I realized that the further I get away from the start of all of this the more fuzzy it gets. My solution…. Recap. This is more for me than for all of you, but again… My blog. You can skip to the next post if you don’t want to wade through how short or long this becomes.
May 18…. Doctor for sinus.
May 19-24…. Atlanta – much more tired than I should have been
May 25 – back at work
May 26 – dentist for abcessed gum procedure
May 27 – called advice nualrse and ended up with another round of antibiotics for sinus (never saw a doctor)
May 28 – May 31… Home sick
June 1… 4:00 PM…. Called advice nurse in afternoon after not being able to walk to kitchen in house without feeling like I was going to hurl from fatigue. Was told by advice nurse after relaying my specific symptoms that I should go to urgent care.
June 1…. 5:15 PM…. Arrive urgent care. See doc, Eric Martin, at 7:45. He listens to symptoms, looks at me, talks to Karen about my color, etc., and gets blood tests done.
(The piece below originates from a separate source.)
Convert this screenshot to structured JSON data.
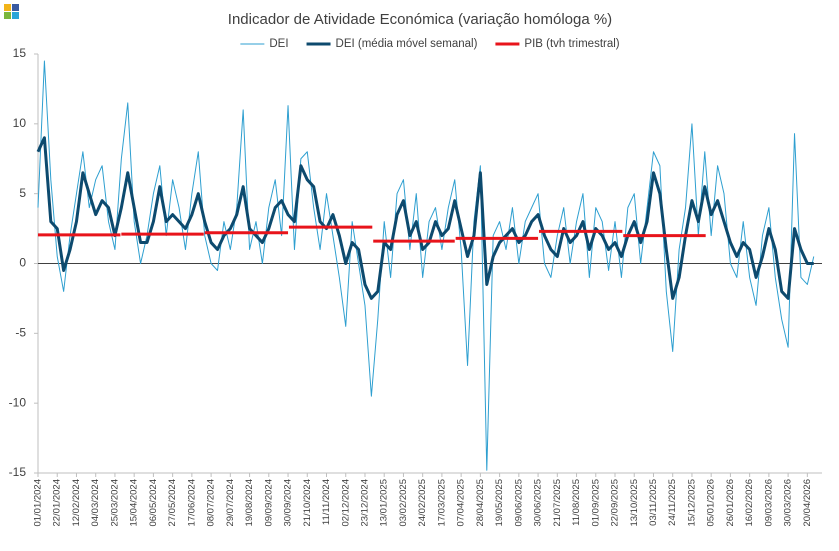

June 1…. 9:30 PM… Doc comes in and says, “girl, you are really sick. I’m checking you into the hospital and you are going by ambulance. They will have to do a lot of tests, a lot of tests, and then they will let you know for sure what’s going on.”
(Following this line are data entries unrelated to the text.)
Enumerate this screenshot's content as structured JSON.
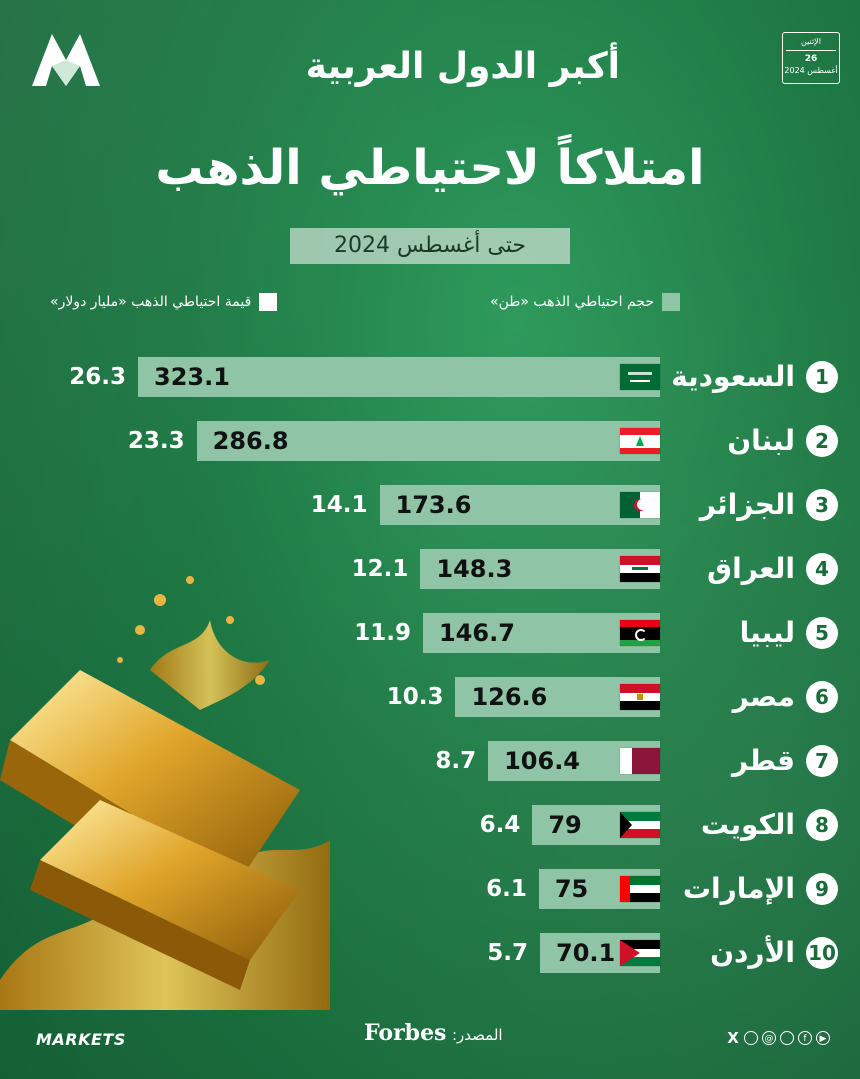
{
  "header": {
    "title_line1": "أكبر الدول العربية",
    "title_line2": "امتلاكاً لاحتياطي الذهب",
    "subtitle": "حتى أغسطس 2024",
    "date": {
      "weekday": "الإثنين",
      "day": "26",
      "month_year": "أغسطس 2024"
    }
  },
  "legend": {
    "tons": "حجم احتياطي الذهب «طن»",
    "value": "قيمة احتياطي الذهب «مليار دولار»"
  },
  "colors": {
    "background": "#1f7a45",
    "bar": "#8fc4a6",
    "value_square": "#ffffff",
    "rank_circle": "#ffffff"
  },
  "chart_data": {
    "type": "bar",
    "orientation": "horizontal",
    "categories": [
      "السعودية",
      "لبنان",
      "الجزائر",
      "العراق",
      "ليبيا",
      "مصر",
      "قطر",
      "الكويت",
      "الإمارات",
      "الأردن"
    ],
    "ranks": [
      "1",
      "2",
      "3",
      "4",
      "5",
      "6",
      "7",
      "8",
      "9",
      "10"
    ],
    "flags": [
      "saudi-flag-icon",
      "lebanon-flag-icon",
      "algeria-flag-icon",
      "iraq-flag-icon",
      "libya-flag-icon",
      "egypt-flag-icon",
      "qatar-flag-icon",
      "kuwait-flag-icon",
      "uae-flag-icon",
      "jordan-flag-icon"
    ],
    "series": [
      {
        "name": "حجم احتياطي الذهب «طن»",
        "values": [
          323.1,
          286.8,
          173.6,
          148.3,
          146.7,
          126.6,
          106.4,
          79,
          75,
          70.1
        ]
      },
      {
        "name": "قيمة احتياطي الذهب «مليار دولار»",
        "values": [
          26.3,
          23.3,
          14.1,
          12.1,
          11.9,
          10.3,
          8.7,
          6.4,
          6.1,
          5.7
        ]
      }
    ]
  },
  "footer": {
    "brand": "MARKETS",
    "source_label": "المصدر:",
    "source_name": "Forbes",
    "social": [
      "x-icon",
      "instagram-icon",
      "threads-icon",
      "whatsapp-icon",
      "facebook-icon",
      "youtube-icon"
    ]
  }
}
June 1…. 10:00 PM… Ambulance comes and picks me up.
June 1… 10:30 PM… Arrive at Sunnyside and get taken directly to Oncology floor and room 442.
June 2…. 2:00 AM… First transfusion begins
June 2… 1:00 PM…. Bone marrow biopsy
June 3…. Second tranfusion
June 3…. 4:00 PM…. Dr. Bigler came in and talked to us, finally giving the news that, “my marrow was chalk full of APL Leukemia”. I then say…. OK, what do we do about it. What’s next.
June 3….. 6:00 PM…. First round of ATRA chemotherapy pills
June 4…. 8:00 AM…. Second round of ATRA
June 4…. 10:30 AM…. Muga scan (nuclear scan of heart to make sure my heart was strong enough for the ATRA regimen)
June 4…. Noon…. First IV Push of chemotherapy med Idarubicen
June 5…. ATRA continues morning and night
June 5… IV site fails…. Other attempts made and then picc line decision made
June 6…. Third transfusion
June 6… ATRA continues…. Second IV push
June 7…. ATRA continues morning and night
So many more things happened, and continue to happen, in the course of all of this…. So Many talks with fantastic nurses and doctors answering our questions, giving us lessons on what this and that means, taking a shower without being able to use my right arm because the picc line is in that side, pills for all sorts of things, eating on time, getting vitals done often, measuring my liquids in and out, great talks with Karen, mom, and Kev, having Saline IV sometimes, getting my own clothes, so much love pouring in from family and friends…..
And that my friends is a non-comprehensive recap!





















Josh just introduced me to your blog. Wow Tamra this just shows how fast your life can change. We are thinking of you.
Tamra, I’m thinking of you and sending stalwart vibes constantly. I went through cancer with my sister and Ted. Val said hearing the news was like the roar of the ocean in her ears. You are so brave. You have to be. You have a wonderful support group and it doesn’t matter if everyone can’t see you right now because all of their power is swirling all around you, relax into it. If and when you must wallow, allow yourself this. Wallow with gusto then you can pick up and go on. You are the kind of person who can find the good in everything and there is good in this too. You’ll find it all along the way. All the love pouring in from friends and family is such a blessing. Knowing your fellow POs are having to pick up your load is ever so sweet. I don’t know if it’s any comfort but when I’m going through life’s hell, I believe that this is where I’m supposed to be. I have lesson’s to learn here. This is supposed to happen to me. There is a reason. I have loved reading the funny messages from your family. They remind me of mine. I love that. Take care and anything… Love Cindy
Tam-girl… I wish I had something profound to say… but honestly, all I’ve got is love. We love you so very much. The P and I are always thinking of you.
I agree with the above statements in that I wish I had some great words of encouragement or something truely profound to say. I don’t…because words can not always express thought. You have such a strong spirit and are truely an amazing woman. My best to you and your family.
This is the first time I’ve had a chance to read all your posts. This one was very enlightening as to how all this came to pass. You are such a trooper and I keep sending you all the positive energy that I can. You are amazing. Love you.